Ferdinand Piëch and his wife, Ursula, at the Volkswagen Annual Shareholders Meeting in 2014. Both resigned their positions with the company’s supervisory board on Saturday.
The second meeting of the supervisory board’s executive committee took place in Braunschweig on April 25. Everyone—well, almost everyone—hoped it would help to soothe the tension and pave the way for a smooth shareholders’ meeting in Hanover on May 5.
It didn’t happen. The union members of the committee, traditionally Piëch’s allies, instead stuck with Wolfgang Porsche in their uncompromising support for Winterkorn. As a result, their wish to replace Piëch as the head of the supervisory board was fulfilled prematurely. The automotive titan didn’t just step down as the head of the supervisory board, he left the board entirely—and took his wife Ursula with him. With her wide knowledge of automotive topics and deep insight into the business, she had been understood to be Piëch’s first choice as his successor, even though he has publicly denied it.
It is now up to 65-year-old former union boss Berthold Huber to fill Piëch’s shoes until a more able successor is found. Huber’s immediate reaction was described as “shocked” and “worried.”
Wolfgang Porsche and Porsche driver Mark Webber at the 2014 24 Hours of Le Mans.
Piëch’s retreat is a personal victory for Wolfgang Porsche, who has never forgotten the humiliation of Porsche’s botched takeover attempt of VW. It didn’t happen, and Porsche ended up under VW’s control. The result was a triumph for Piëch, who never held the Porsche branch of the family in much esteem. He once derisively described their favorite activities as “knitting, crochet, playing the flute.”

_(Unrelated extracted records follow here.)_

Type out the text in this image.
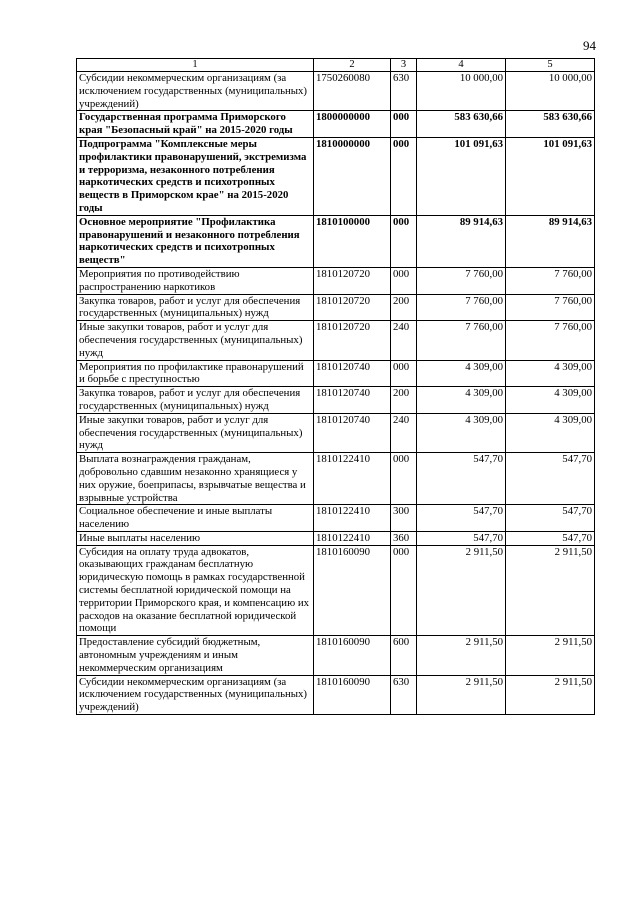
94
1	2	3	4	5
Субсидии некоммерческим организациям (за исключением государственных (муниципальных) учреждений)	1750260080	630	10 000,00	10 000,00
Государственная программа Приморского края "Безопасный край" на 2015-2020 годы	1800000000	000	583 630,66	583 630,66
Подпрограмма "Комплексные меры профилактики правонарушений, экстремизма и терроризма, незаконного потребления наркотических средств и психотропных веществ в Приморском крае" на 2015-2020 годы	1810000000	000	101 091,63	101 091,63
Основное мероприятие "Профилактика правонарушений и незаконного потребления наркотических средств и психотропных веществ"	1810100000	000	89 914,63	89 914,63
Мероприятия по противодействию распространению наркотиков	1810120720	000	7 760,00	7 760,00
Закупка товаров, работ и услуг для обеспечения государственных (муниципальных) нужд	1810120720	200	7 760,00	7 760,00
Иные закупки товаров, работ и услуг для обеспечения государственных (муниципальных) нужд	1810120720	240	7 760,00	7 760,00
Мероприятия по профилактике правонарушений и борьбе с преступностью	1810120740	000	4 309,00	4 309,00
Закупка товаров, работ и услуг для обеспечения государственных (муниципальных) нужд	1810120740	200	4 309,00	4 309,00
Иные закупки товаров, работ и услуг для обеспечения государственных (муниципальных) нужд	1810120740	240	4 309,00	4 309,00
Выплата вознаграждения гражданам, добровольно сдавшим незаконно хранящиеся у них оружие, боеприпасы, взрывчатые вещества и взрывные устройства	1810122410	000	547,70	547,70
Социальное обеспечение и иные выплаты населению	1810122410	300	547,70	547,70
Иные выплаты населению	1810122410	360	547,70	547,70
Субсидия на оплату труда адвокатов, оказывающих гражданам бесплатную юридическую помощь в рамках государственной системы бесплатной юридической помощи на территории Приморского края, и компенсацию их расходов на оказание бесплатной юридической помощи	1810160090	000	2 911,50	2 911,50
Предоставление субсидий бюджетным, автономным учреждениям и иным некоммерческим организациям	1810160090	600	2 911,50	2 911,50
Субсидии некоммерческим организациям (за исключением государственных (муниципальных) учреждений)	1810160090	630	2 911,50	2 911,50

On April 25, Wolfgang Porsche released a statement in which he thanked Piëch for “decades of extraordinary and highly successful work for the Volkswagen Group.” And he announced that the holding would “remain loyal to the responsibility as a main shareholder to the VW Group and its 600,000 employees.” We doubt Piëch was impressed by this accolade.
Piëch is still sitting on a large chunk of Porsche SE, which owns 50.7 percent of the VW Group. Convinced that Volkswagen is on the wrong track, he could continue to exert his influence on various levels, or he could sell off his shares entirely. Many observers, however, believe that Piëch’s departure represents the discordant final note of a controversial but highly successful career. Piëch built the Audi brand into a luxury powerhouse, put Volkswagen on solid financial footing, built the VW Group with the acquisitions of Bentley and Lamborghini, and launched Bugatti. It is a career that has elevated this grandson of Ferdinand Porsche to a status within the industry commensurate to his grandfather, Eiji Toyoda, and Henry Ford.